The Product Owner is the person responsible for managing the Product Backlog. Two of the Product Backlog management activities are "ordering the items in the Product Backlog to best achieve goals and missions" and "optimizing the value of the work the Development Team performs". Simply ordering the work based on priority to someone is not likely to put the items in the order that can accomplish these two activities.
The act of refining (or grooming) the Product Backlog is a collaboration between the Product Owner and the Development Team. This is a time for the Product Owner to explain the intentions behind the Product Backlog Items to the Development Team and review and revise them. This is also a good opportunity for the Development Team to highlight technical dependencies between Product Backlog Items.

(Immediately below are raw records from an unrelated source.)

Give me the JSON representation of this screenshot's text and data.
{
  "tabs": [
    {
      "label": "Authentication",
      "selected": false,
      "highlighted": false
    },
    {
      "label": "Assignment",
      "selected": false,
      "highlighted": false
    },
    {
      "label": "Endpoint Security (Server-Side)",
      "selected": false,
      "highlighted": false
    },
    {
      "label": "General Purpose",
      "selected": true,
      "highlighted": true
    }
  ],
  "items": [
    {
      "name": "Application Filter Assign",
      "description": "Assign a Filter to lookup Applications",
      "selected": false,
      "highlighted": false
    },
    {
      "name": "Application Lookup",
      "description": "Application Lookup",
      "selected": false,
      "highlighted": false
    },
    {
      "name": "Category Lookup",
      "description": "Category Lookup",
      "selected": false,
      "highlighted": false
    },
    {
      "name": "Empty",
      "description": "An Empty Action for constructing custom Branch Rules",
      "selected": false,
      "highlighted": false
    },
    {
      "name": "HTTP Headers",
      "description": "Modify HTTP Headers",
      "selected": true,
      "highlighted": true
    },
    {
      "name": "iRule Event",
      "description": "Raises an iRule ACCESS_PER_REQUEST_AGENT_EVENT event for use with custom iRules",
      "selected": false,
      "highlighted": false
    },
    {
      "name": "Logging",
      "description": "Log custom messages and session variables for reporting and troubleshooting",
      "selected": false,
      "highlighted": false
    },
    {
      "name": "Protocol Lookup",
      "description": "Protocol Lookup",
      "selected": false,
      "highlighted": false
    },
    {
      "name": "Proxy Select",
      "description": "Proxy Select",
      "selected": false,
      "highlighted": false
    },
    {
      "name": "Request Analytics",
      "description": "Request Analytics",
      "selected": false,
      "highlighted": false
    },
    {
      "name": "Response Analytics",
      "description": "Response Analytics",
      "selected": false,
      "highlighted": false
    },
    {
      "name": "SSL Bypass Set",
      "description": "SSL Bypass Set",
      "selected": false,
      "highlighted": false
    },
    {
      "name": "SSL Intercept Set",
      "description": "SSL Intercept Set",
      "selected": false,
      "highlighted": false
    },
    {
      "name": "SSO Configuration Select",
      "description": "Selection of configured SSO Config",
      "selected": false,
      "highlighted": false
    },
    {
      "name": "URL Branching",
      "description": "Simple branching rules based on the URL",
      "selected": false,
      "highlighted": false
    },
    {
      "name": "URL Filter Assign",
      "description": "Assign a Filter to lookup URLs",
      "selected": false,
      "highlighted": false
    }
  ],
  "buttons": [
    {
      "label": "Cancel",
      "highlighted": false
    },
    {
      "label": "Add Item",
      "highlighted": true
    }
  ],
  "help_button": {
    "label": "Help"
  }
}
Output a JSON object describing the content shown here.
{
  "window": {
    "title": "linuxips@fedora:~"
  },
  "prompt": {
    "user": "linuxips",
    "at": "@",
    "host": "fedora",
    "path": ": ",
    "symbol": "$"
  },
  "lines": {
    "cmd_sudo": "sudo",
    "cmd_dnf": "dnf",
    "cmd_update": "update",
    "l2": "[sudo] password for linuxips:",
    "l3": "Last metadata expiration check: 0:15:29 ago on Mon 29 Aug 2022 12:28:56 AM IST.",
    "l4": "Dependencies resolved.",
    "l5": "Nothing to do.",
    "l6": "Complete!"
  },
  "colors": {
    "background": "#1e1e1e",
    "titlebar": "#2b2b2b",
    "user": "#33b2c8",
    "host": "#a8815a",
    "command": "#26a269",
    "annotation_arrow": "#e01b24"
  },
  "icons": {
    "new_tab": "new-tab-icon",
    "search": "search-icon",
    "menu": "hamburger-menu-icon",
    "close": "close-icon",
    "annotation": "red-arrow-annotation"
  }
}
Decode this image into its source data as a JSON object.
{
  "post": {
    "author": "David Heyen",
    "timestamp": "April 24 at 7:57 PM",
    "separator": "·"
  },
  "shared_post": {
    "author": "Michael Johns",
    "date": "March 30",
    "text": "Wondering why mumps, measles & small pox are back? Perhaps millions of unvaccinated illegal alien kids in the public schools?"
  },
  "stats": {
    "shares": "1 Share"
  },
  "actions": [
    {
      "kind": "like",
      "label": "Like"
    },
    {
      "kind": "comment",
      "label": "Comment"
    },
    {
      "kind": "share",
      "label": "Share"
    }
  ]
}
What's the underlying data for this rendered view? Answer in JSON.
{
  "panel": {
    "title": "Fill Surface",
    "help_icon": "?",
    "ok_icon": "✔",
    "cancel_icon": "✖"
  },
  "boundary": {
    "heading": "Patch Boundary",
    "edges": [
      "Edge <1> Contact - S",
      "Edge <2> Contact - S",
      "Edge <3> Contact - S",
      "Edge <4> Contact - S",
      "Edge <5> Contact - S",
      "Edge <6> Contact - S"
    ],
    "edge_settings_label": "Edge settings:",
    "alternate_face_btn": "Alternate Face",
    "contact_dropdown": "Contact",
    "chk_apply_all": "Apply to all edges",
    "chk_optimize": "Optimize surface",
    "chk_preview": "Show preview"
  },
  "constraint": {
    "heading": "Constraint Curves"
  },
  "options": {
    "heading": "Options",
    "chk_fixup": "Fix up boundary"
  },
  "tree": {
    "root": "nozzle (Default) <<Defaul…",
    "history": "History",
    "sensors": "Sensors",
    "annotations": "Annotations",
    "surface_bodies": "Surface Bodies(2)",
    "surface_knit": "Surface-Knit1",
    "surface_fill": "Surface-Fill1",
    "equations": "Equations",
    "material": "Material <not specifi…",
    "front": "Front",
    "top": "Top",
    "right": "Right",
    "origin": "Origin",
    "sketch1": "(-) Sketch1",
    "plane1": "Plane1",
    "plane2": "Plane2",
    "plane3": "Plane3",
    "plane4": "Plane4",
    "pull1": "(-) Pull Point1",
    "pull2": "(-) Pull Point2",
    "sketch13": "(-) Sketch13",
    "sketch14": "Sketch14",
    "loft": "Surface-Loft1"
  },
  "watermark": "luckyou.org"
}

The discussions during refinement activities should inform the Product Owner to be able to make better decisions when ordering the backlog.
Based on the description of the process, I also have other concerns.
There appear to be three product-related roles mentioned - Product Owner, Business Analyst, and Product Manager. It's important that there is one Product Owner for the Product Backlog. It's OK for this person to have a team backing them up. In a scaled environment with multiple teams working on a single Product Backlog, you may also want to embed someone on each team. But no matter what, there is one person with the role of Product Owner as described in Scrum.
The Scrum Master also appears heavily involved in doing work. The Scrum Master is a coach. You don't say what their role is in managing the Product Backlog, but that they are allowing the Product Backlog to be ordered without input from the development team, they are not establishing and teaching good refinement or grooming activities that is inclusive of the whole team, and they are not teaching the Product Owner about optimizing for value and achieving goals is problematic.
There are also potential pitfalls around having a lead position on a Scrum Team, but these can generally be overcome by keeping the whole team involved at the right point in time and can be valuable to long-term success of a team.